Tuesday, September 4

Making resettlement work: The case of India’s Bhadra Wildlife Sanctuary

Almost every time you hear about re-settlement, you know its a compete cockup. That single reason is why any initiatives around nature reserves, large dams, mining etc. goes all cock-eyed. So all the various activists, revolutionaries and the like start banging drums and foaming at the incompetence and idiocy of the various governments.

So it is with quite a lot of surprise that I read about this paper which talked about how re-settlements can be done properly. Very interesting reading, but the crucial aspects were open communications, good local government, less corruption, transparency in the process/finances/governance, etc. But if you manage to do that, then it works. Good paper as well.

Krithi K. Karanth,
Making resettlement work: The case of India's Bhadra Wildlife Sanctuary,
Biological Conservation,
In Press, Corrected Proof, Available online 4 September 2007, .

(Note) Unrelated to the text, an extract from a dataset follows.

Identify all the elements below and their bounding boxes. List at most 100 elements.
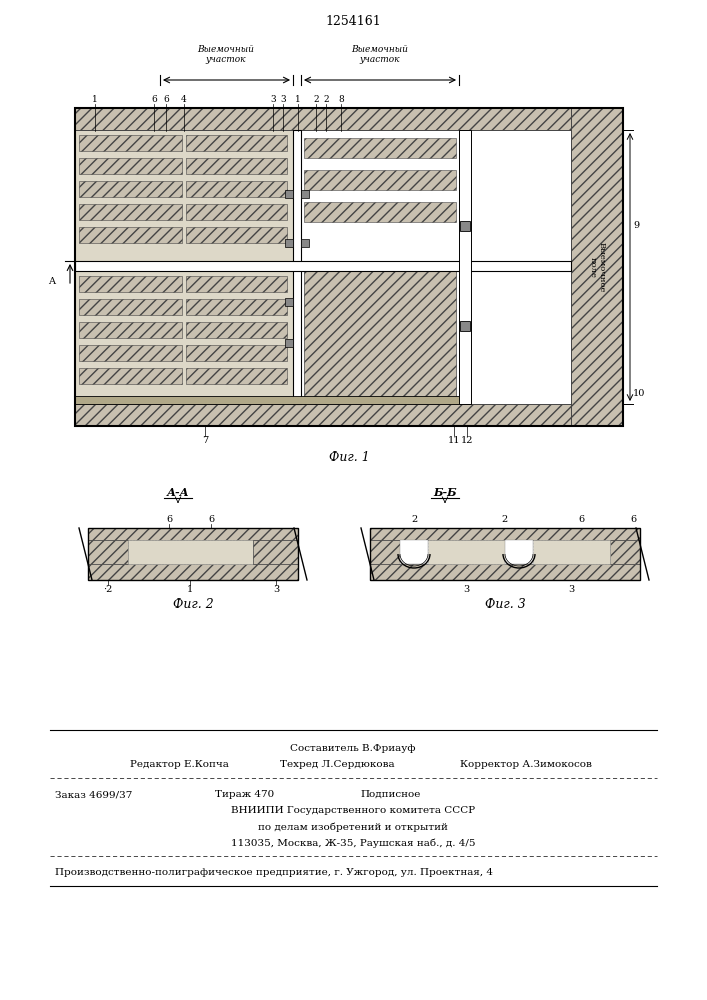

The relocation and resettlement of people from nature reserves is a controversial issue in the conservation community. The perceived poor success rate of resettlement efforts, combined with availability of few well-documented studies, warrants a detailed examination of this issue. I have analyzed a relocation and resettlement project in India’s Bhadra Wildlife Sanctuary. I examine the relocation experience of 419 households who moved to two villages located outside the reserve. I interviewed 61% of relocated households in 2002 and 55% relocated households in 2006. In 2002, 71% of households were satisfied with the relocation effort and their quality of life. In 2006, 52% of households were satisfied with their quality of life. Four years after relocation, all households have access to electricity, water, schools, health care, transportation, and communication facilities. Many households have increased their income and assets. Yet, there were differences between the two different-resettlement villages, with one of them faring better in terms of economics, hardships, and uncertainty. This paper draws out insights important for improving conservation practices related to resettlement efforts. It documents short to mid-term successes and challenges that affect the communities involved. I submit that in specific contexts, relocation may be a viable conservation tool. Successful conservation resettlement requires substantial financial support to meet people’s socio-economic needs, active consultation of the people involved, and partnerships of committed non-governmental and governmental organizations.

All this to be taken with a grain of piquant salt!!!